The fentanyl category of opioids was responsible for nearly 70% of preventable drug overdose deaths in the U.S. in 2021, an increase of 26% from the previous year.

Source: National Safety Council

Baylor and the John M. O’Quinn Foundation Partner in Preventing Fentanyl-Related Deaths

Like its namesake, famed Houston attorney John M. O’Quinn, the John M. O’Quinn Foundation has never shied away from a challenge, particularly when helping to solve seemingly unsolvable problems.

Thomas Kosten, M.D., professor of Psychiatry and director of the Division of Alcohol and Addiction Psychiatry

To that end, the Foundation has contributed over $2 million, which includes a recent contribution of $500,000, to Baylor College of Medicine to support a next-generation solution for one of the nation’s most dire health crises: fentanyl-related deaths.

Thomas Kosten, M.D., professor of Psychiatry and director of the Division of Alcohol and Addiction Psychiatry, is developing an anti-fentanyl vaccine that could prevent fentanyl overdoses and help curb the skyrocketing number of deaths as a result. This vaccine creates antibodies to block opioid molecules from entering the brain, thus preventing addictive highs and the biological mechanisms that cause overdoses.

This work is essential as law enforcement and public health officials have struggled to contain the fentanyl epidemic raging nationwide. According to the National Safety Council, of the 98,268 preventable drug overdose deaths in 2021, the fentanyl category of opioids was responsible for nearly 70% of those preventable drug overdose deaths, an increase of 26% from the previous year. In Texas, lawmakers recently passed four bills that were signed into law aimed at curbing fentanyl abuse.

Because of the Foundation’s generosity, Dr. Kosten is closer to bringing the anti-fentanyl vaccine to the testing phase, which is critical for obtaining FDA approval.

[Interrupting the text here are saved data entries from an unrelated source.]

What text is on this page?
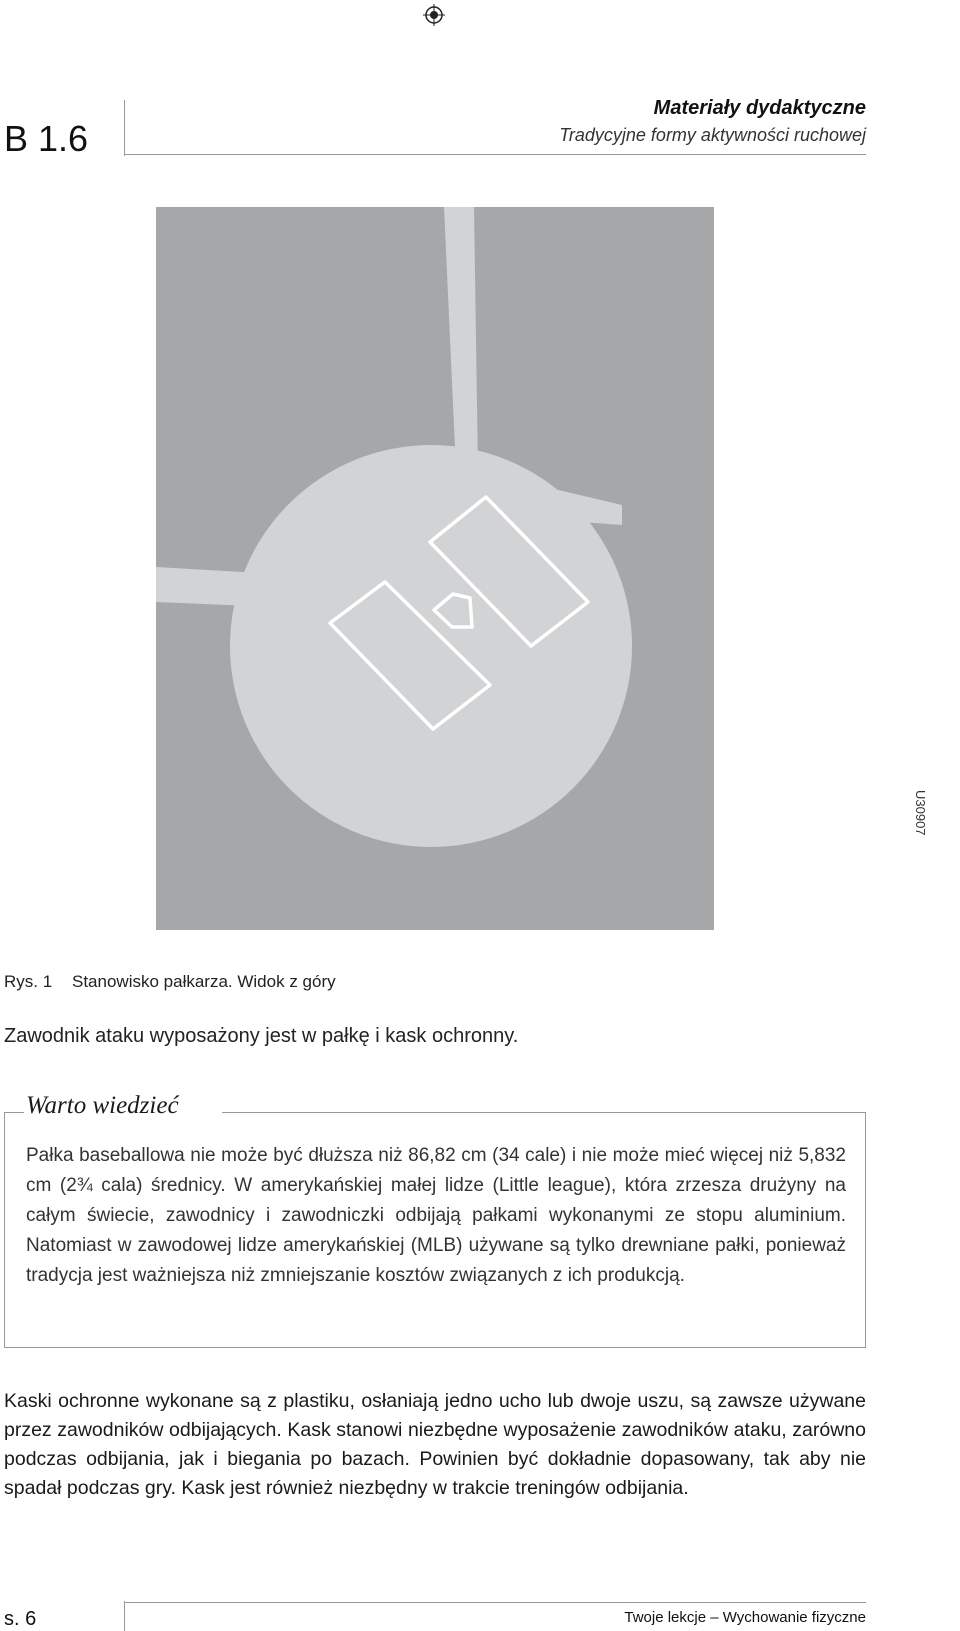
U30907
B 1.6
Materiały dydaktyczne
Tradycyjne formy aktywności ruchowej
Rys. 1 Stanowisko pałkarza. Widok z góry
Zawodnik ataku wyposażony jest w pałkę i kask ochronny.
Warto wiedzieć

Pałka baseballowa nie może być dłuższa niż 86,82 cm (34 cale) i nie może mieć więcej niż 5,832 cm (2¾ cala) średnicy. W amerykańskiej małej lidze (Little league), która zrzesza drużyny na całym świecie, zawodnicy i zawodniczki odbijają pałkami wykonanymi ze stopu aluminium. Natomiast w zawodowej lidze amerykańskiej (MLB) używane są tylko drewniane pałki, ponieważ tradycja jest ważniejsza niż zmniejszanie kosztów związanych z ich produkcją.

Kaski ochronne wykonane są z plastiku, osłaniają jedno ucho lub dwoje uszu, są zawsze używane przez zawodników odbijających. Kask stanowi niezbędne wyposażenie zawodników ataku, zarówno podczas odbijania, jak i biegania po bazach. Powinien być dokładnie dopasowany, tak aby nie spadał podczas gry. Kask jest również niezbędny w trakcie treningów odbijania.

s. 6	Twoje lekcje – Wychowanie fizyczne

“We knew we needed to help,” O’Quinn Foundation President Rob C. Wilson III said. “Our initial seed philanthropy and now this renewed support has allowed Dr. Kosten and his team to make tremendous progress in the fight against addiction in some of the most underserved communities, something our founder believed in strongly.”

In addition to the gift for the anti-fentanyl vaccine, the O’Quinn Foundation also contributed $500,000 to advance research into Ehlers-Danlos Syndrome, a rare connective tissue disorder. Year after year, the Foundation continues to be a vital partner to the College by supporting unique approaches to important health challenges.